A hiss. “Ahhh… you know of my masssster?”

She knew To’Aacar? The plot thickens. Before tossing me into the abyss, he did promise he'd send a 'lesser' to recover my dead body. I wonder how that bastard fit into her past. He had ties to the Chosen. Maybe he’d ordered them to fight against Hecate’s division, and that’s where things went wrong.

“You don’t need to obey his orders.” She said. “You can leave. You have the freedom to leave. Please, you are still so young, there is so much more you could do with the existence you have. Be better.”

It snickered. “Little human, do you pity me? Ssss… I follow his orders… gladly. He serves the lady, and I serve her will through him… The cycle continues. I am but a caretaker, I ressssstore order. It is my nature. It will always end like thissss. You will always fail, in the end, no matter how you... struggle.”

It felt like watching a puppy get kicked. First me stomping all over her dreams, and now the drake was doing the same, confirming there couldn’t be peace. I wonder if this was how Father had felt when he’d had to drag me out of my own naïve daydreams of peace between man and machine.

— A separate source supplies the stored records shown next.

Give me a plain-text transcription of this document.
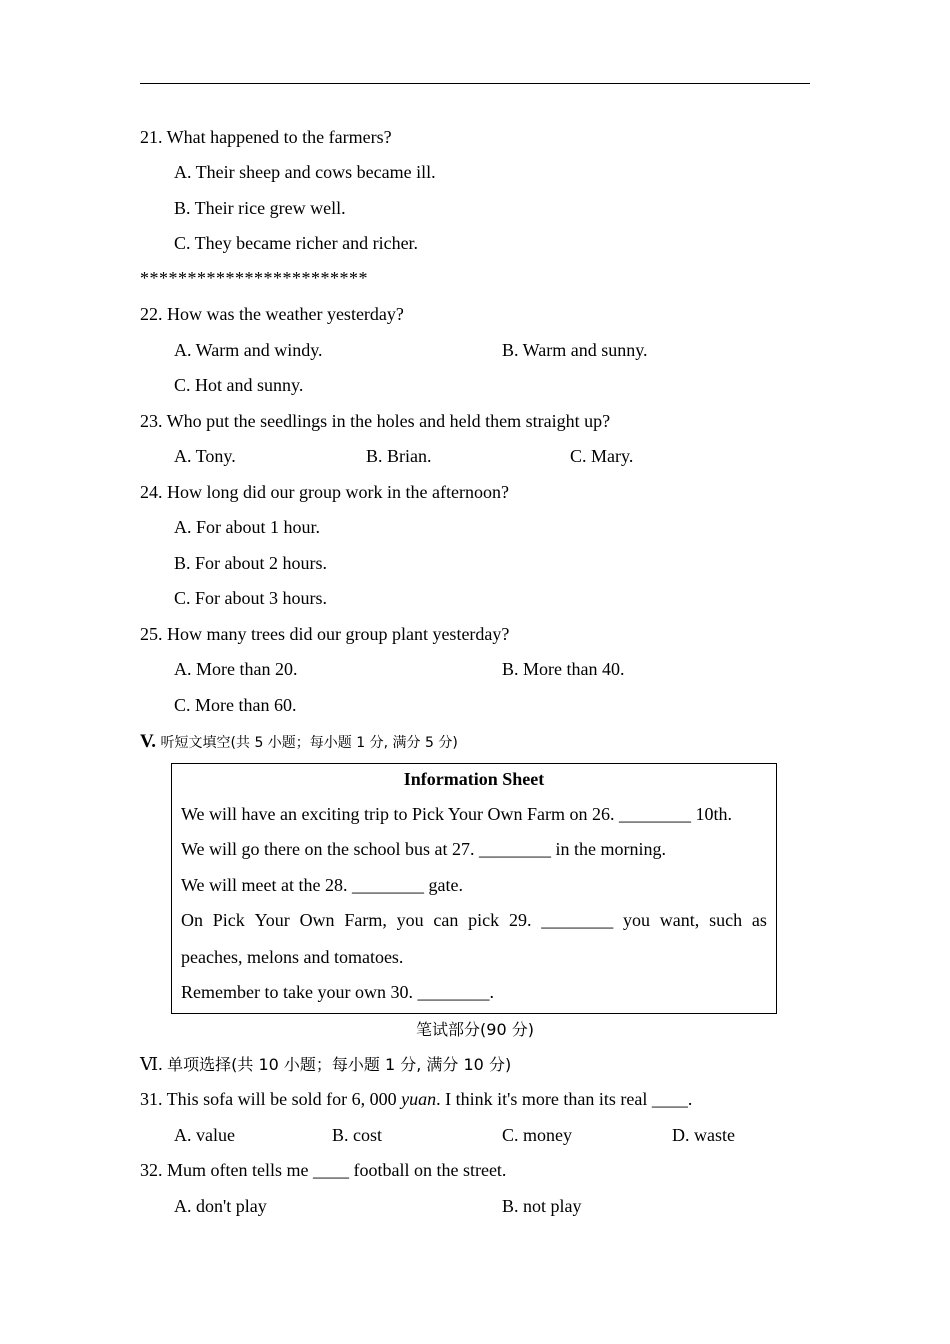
21. What happened to the farmers?
A. Their sheep and cows became ill.
B. Their rice grew well.
C. They became richer and richer.
************************
22. How was the weather yesterday?
A. Warm and windy.	B. Warm and sunny.
C. Hot and sunny.
23. Who put the seedlings in the holes and held them straight up?
A. Tony.	B. Brian.	C. Mary.
24. How long did our group work in the afternoon?
A. For about 1 hour.
B. For about 2 hours.
C. For about 3 hours.
25. How many trees did our group plant yesterday?
A. More than 20.	B. More than 40.
C. More than 60.
V. 听短文填空(共 5 小题；每小题 1 分, 满分 5 分)
Information Sheet
We will have an exciting trip to Pick Your Own Farm on 26. ________ 10th.
We will go there on the school bus at 27. ________ in the morning.
We will meet at the 28. ________ gate.
On Pick Your Own Farm, you can pick 29. ________ you want, such as
peaches, melons and tomatoes.
Remember to take your own 30. ________.
笔试部分(90 分)
Ⅵ. 单项选择(共 10 小题；每小题 1 分, 满分 10 分)
31. This sofa will be sold for 6, 000 yuan. I think it's more than its real ____.
A. value	B. cost	C. money	D. waste
32. Mum often tells me ____ football on the street.
A. don't play	B. not play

I needed to be kinder. “It’s got orders, and it probably can’t return empty-handed even if it wanted to. If the situation were different, maybe a peaceful solution could have been reached?” I said. "And hey, I guess if nobody ever tries to make peace happen, then it'll never happen. A small chance is better than no chance at all. Maybe it's worth trying after all."

She smiled, but it was a forced kind of smile. Hiding away pain, trying to hold onto the idea that things will be better.

“Maybe.” She said, nodding slowly. “I hope so. I'll keep trying.”